2019年09月23日現在、世界情勢は大きな転換点を迎えています。中国とロシアが軍事的な連携を急速に強めており、両国の親密なアピールは明らかに米国を強くけん制する狙いがあるでしょう。この動きは単なる二国間の協力に留まらず、日本を含む北東アジア全体の安全保障に深刻な影を落としています。
直近ではロシア南西部において、6日間にわたる大規模な軍事演習が展開されました。中国側の報道によれば、1600人の兵士に加えて航空機やヘリコプターが投入されており、2年連続でこれほど大規模な共同訓練が行われた事実は見逃せません。力による現状変更を厭わない姿勢が鮮明になっています。
前倒しされる「世界一流の軍隊」への野望
中国は軍の「現代化」という目標を、当初の予定より15年も早い2035年に達成すると宣言しました。この「強軍路線」は南シナ海の軍事拠点化にも現れており、米国の強い警戒を招く結果となっています。米中貿易戦争が激化する背景には、こうした習近平政権の強硬な軍拡志向があるのです。
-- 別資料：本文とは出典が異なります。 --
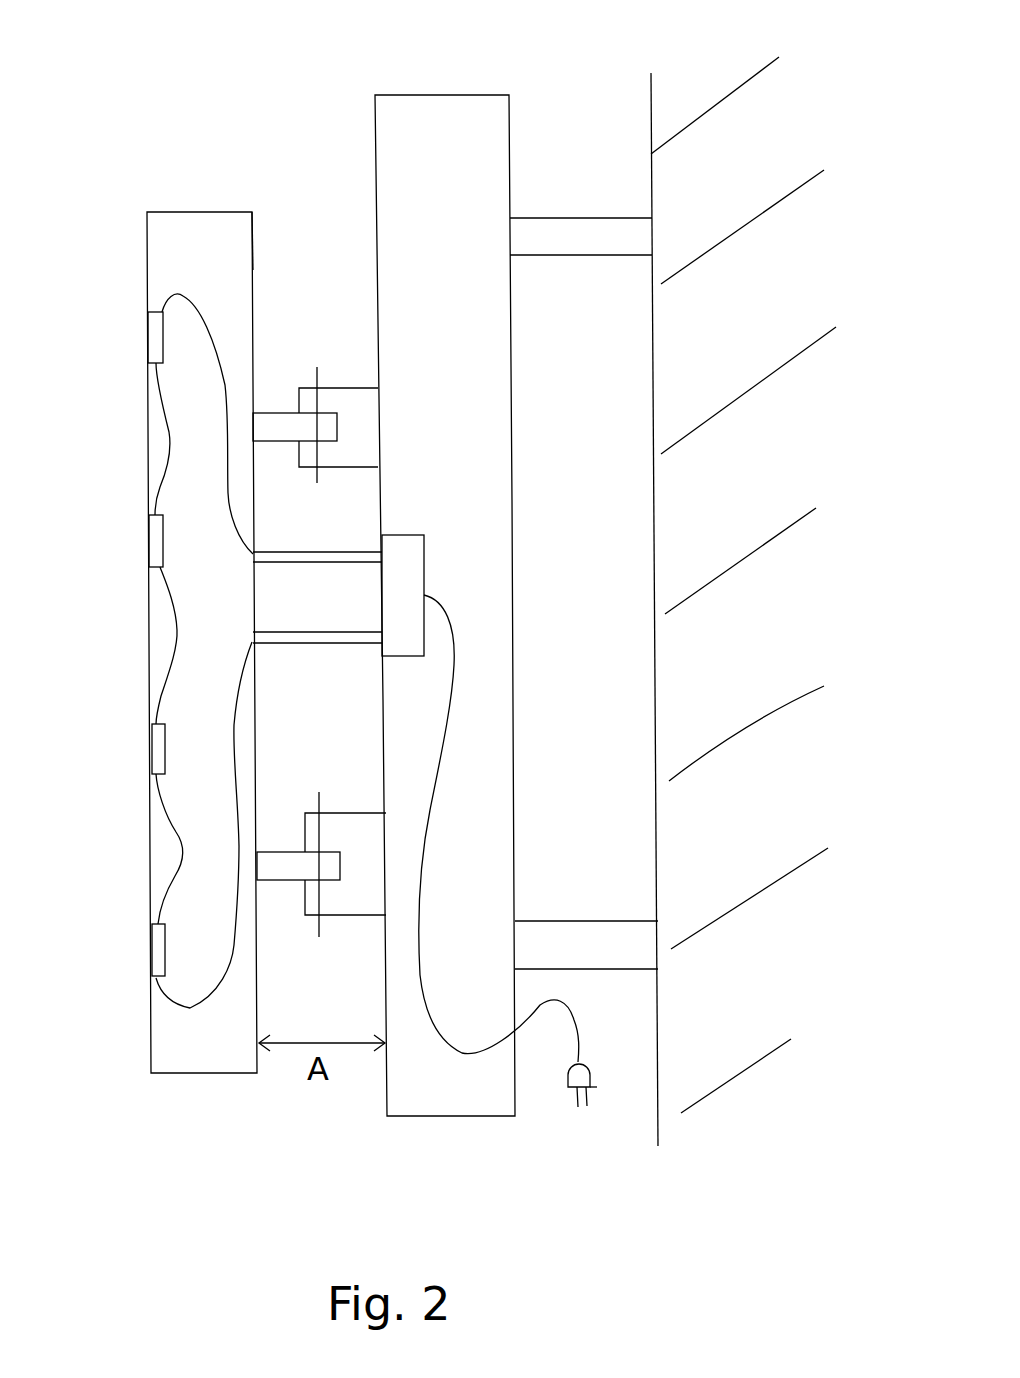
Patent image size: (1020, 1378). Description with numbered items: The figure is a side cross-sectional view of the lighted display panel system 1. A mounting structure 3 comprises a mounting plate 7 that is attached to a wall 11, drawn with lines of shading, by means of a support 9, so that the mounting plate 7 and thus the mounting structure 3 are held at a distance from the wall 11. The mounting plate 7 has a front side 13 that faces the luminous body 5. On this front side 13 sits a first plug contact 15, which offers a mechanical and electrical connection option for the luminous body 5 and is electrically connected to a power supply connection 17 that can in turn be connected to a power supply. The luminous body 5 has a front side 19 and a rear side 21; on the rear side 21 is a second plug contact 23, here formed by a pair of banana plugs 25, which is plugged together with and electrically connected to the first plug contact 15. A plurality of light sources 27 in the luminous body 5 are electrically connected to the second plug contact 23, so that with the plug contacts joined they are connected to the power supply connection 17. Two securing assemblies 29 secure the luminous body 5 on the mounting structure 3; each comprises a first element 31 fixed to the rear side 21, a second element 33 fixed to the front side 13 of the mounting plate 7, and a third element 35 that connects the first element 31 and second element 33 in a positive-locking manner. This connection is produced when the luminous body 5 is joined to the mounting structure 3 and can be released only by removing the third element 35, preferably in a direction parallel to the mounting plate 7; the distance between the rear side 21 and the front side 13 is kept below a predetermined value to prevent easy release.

2019年夏に発表された国防白書では、協力相手として唯一ロシアの名が挙げられました。2018年秋に行われた大規模演習「ボストーク(東方)2018」への初参加を強調するなど、中ロの蜜月ぶりは際立っています。軍事技術の応用を見据えた両国の接近は、まさに世界のパワーバランスを揺るがしています。
AI・ロボット分野でのハイテク協力の脅威
注目すべきは、2019年09月の定期首相会談で合意されたハイテク分野での協力です。人工知能(AI)やロボティクスなど、次世代の戦場を支配する「自律型システム」の開発で両国が手を組みました。ロシアの伝統的な軍事技術と中国の最新IT能力が融合すれば、米国にとっても未曾有の脅威となるはずです。
SNS上では「かつての中ソ対立を知る世代には信じられない光景だ」「日本周辺での合同パトロールは看過できない」といった不安の声が広がっています。確かに、日本海や東シナ海での初の合同飛行は、我が国の防衛能力を試すような挑発行為であり、私たちはこの現実を直視しなければなりません。
しかし、中ロの協力が永遠に続くとは限りません。ロシアの影響下にある中央アジアへ中国が浸透している現状に、ロシア国内では中国への警戒感も根強く残っているからです。私は、こうした両国の「同床異夢」な側面を冷静に見極めることこそが、今後の外交戦略の鍵になると確信しています。
日本は今、米国との同盟関係をこれまで以上に強固にし、中ロの変化を緻密に分析する必要があります。2019年09月23日のこの緊迫感を忘れることなく、多角的な防衛体制を構築することが求められているでしょう。一時の感情に流されず、冷静かつ毅然とした対応を貫くべき時なのです。